In July, the decline of new listings was enough to noticeably tighten the sales-to-new listings ratio — despite sales activity also slowing on the month. The national sales-to-new listings ratio reached 74% in July, up from 69.9% in June. According to the national real estate association, the long-term average for the national sales-to-new listings ratio is 54.7%.
Based on a comparison of sales-to-new listings ratio with long-term averages, CREA says the tightening of market conditions last month tipped a small majority of local markets back into seller’s market territory, reversing the trend of more balanced markets seen in June.
“Another piece of evidence that conditions may be starting to stabilize was the number of months of inventory. There were 2.3 months of inventory on a national basis at the end of July 2021, unchanged from June,” said CREA.

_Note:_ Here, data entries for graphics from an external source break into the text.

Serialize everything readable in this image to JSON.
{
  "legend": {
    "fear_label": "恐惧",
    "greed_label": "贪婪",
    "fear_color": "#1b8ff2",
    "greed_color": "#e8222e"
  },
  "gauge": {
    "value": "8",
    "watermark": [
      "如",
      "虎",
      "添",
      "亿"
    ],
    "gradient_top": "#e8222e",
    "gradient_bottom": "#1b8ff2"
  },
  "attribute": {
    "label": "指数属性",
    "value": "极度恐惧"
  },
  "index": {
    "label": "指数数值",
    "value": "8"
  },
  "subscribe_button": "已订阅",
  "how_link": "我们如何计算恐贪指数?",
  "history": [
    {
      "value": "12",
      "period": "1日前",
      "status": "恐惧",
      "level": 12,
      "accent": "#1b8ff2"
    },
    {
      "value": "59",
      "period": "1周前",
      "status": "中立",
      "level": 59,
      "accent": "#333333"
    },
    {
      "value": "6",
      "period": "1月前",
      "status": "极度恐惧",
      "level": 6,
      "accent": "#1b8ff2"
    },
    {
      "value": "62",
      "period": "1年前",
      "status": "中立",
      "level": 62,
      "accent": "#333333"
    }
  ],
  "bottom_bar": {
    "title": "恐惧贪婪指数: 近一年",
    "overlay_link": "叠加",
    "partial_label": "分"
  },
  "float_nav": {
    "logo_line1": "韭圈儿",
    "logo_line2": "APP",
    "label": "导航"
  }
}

CREA noted that this is “extremely low” and still indicative of a strong seller’s market at the national level and in most local markets. The long-term average for this measure is twice where it stands today.
With new inventory down, prices continued to rise. The composite home price, which adjusts for the types of properties sold, rose 0.6% between June and July and was up 22.2% compared with July 2020.
The actual national average sale price reached $662,000 in July 2021, up 15.6% from July of last year. However, when the GTA and Vancouver — two of Canada’s most active and expensive housing markets — are excluded, the average price was $132,000 less, CREA said.